Geospatial information for sustainable food systems

Crop and Agricultural monitoring

A key part of FAO's mandate, defined through its Strategic Objectives (SO), is to contribute to a more productive and sustainable agriculture. Monitoring of agriculture systems is an important part of this task. The good news is that recent advances and trends in geospatial technologies are making it easier and more cost-effective to monitor food and agriculture resources in a timely manner. This is particularly useful in isolated or conflict-hit areas, where collecting ground data is not always possible.

FAO is taking advantage of these advances, working to develop more-efficient and more-accurate methods of using remote sensing information for crop acreage, yield estimation and crop forecasting. The goal is to set-up efficient national monitoring systems that will allow policymakers and others to take timely decisions that protect people and their livelihoods.
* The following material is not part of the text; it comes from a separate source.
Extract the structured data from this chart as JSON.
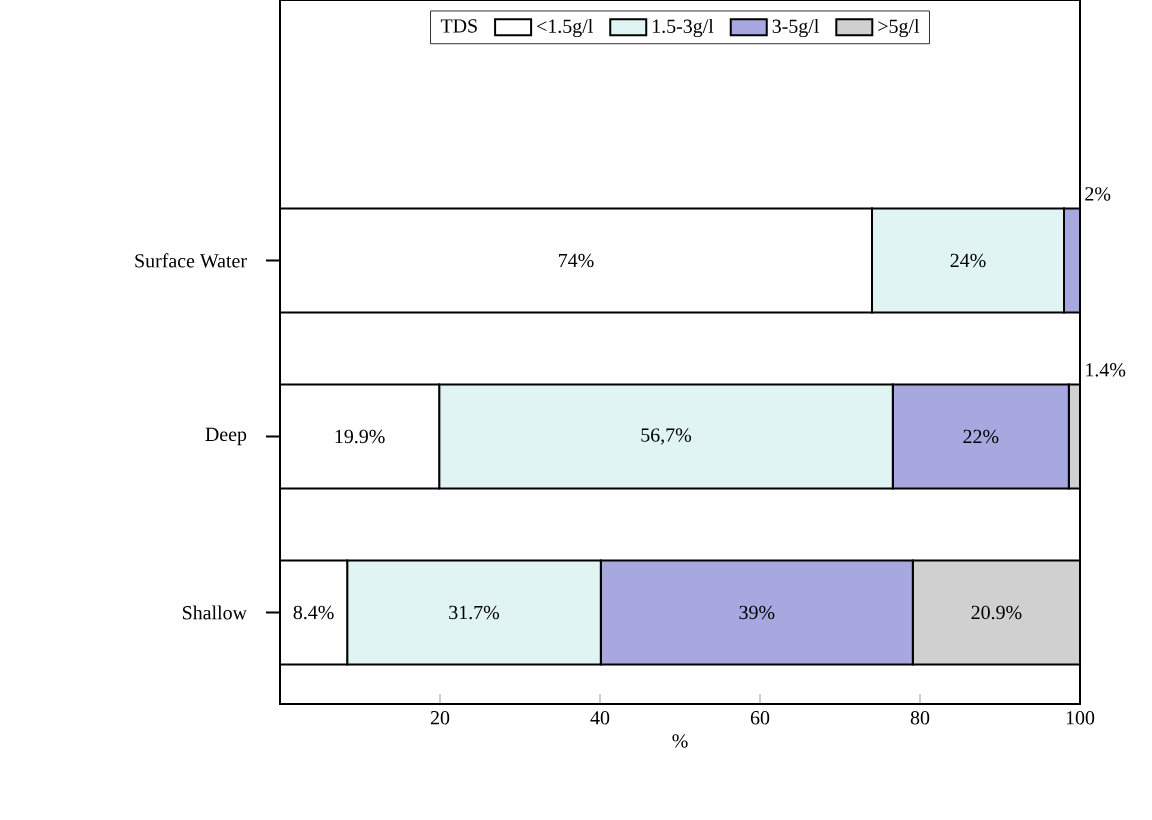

Data Collection from Remote Sensing

Remote sensing can significantly contribute to the assessment and monitoring of land resources over large areas. Analyses of high-resolution, freely available optical and radar imagery time series (also called hyper-temporal analysis) – from PROBA-V, Landsat and Sentinel satellites for instance – are used to capture the variability of seasonal events (e.g. post-flooding rice production), the phenology of natural and managed vegetation, and distinct land features (e.g. crop masks and crop types). Combined spectral indexes such as the normalized difference vegetation index (NDVI) are useful for providing an understanding of the dynamics of vegetation.

These techniques, when coupled with statistically sound sampling schemes, allow optimization of in-situ data collection. Stratification of area of interest and areal frame design, with multiple stages associated with statistical estimators, allow fast and cost-effective assessment and monitoring of accurate agricultural information over time.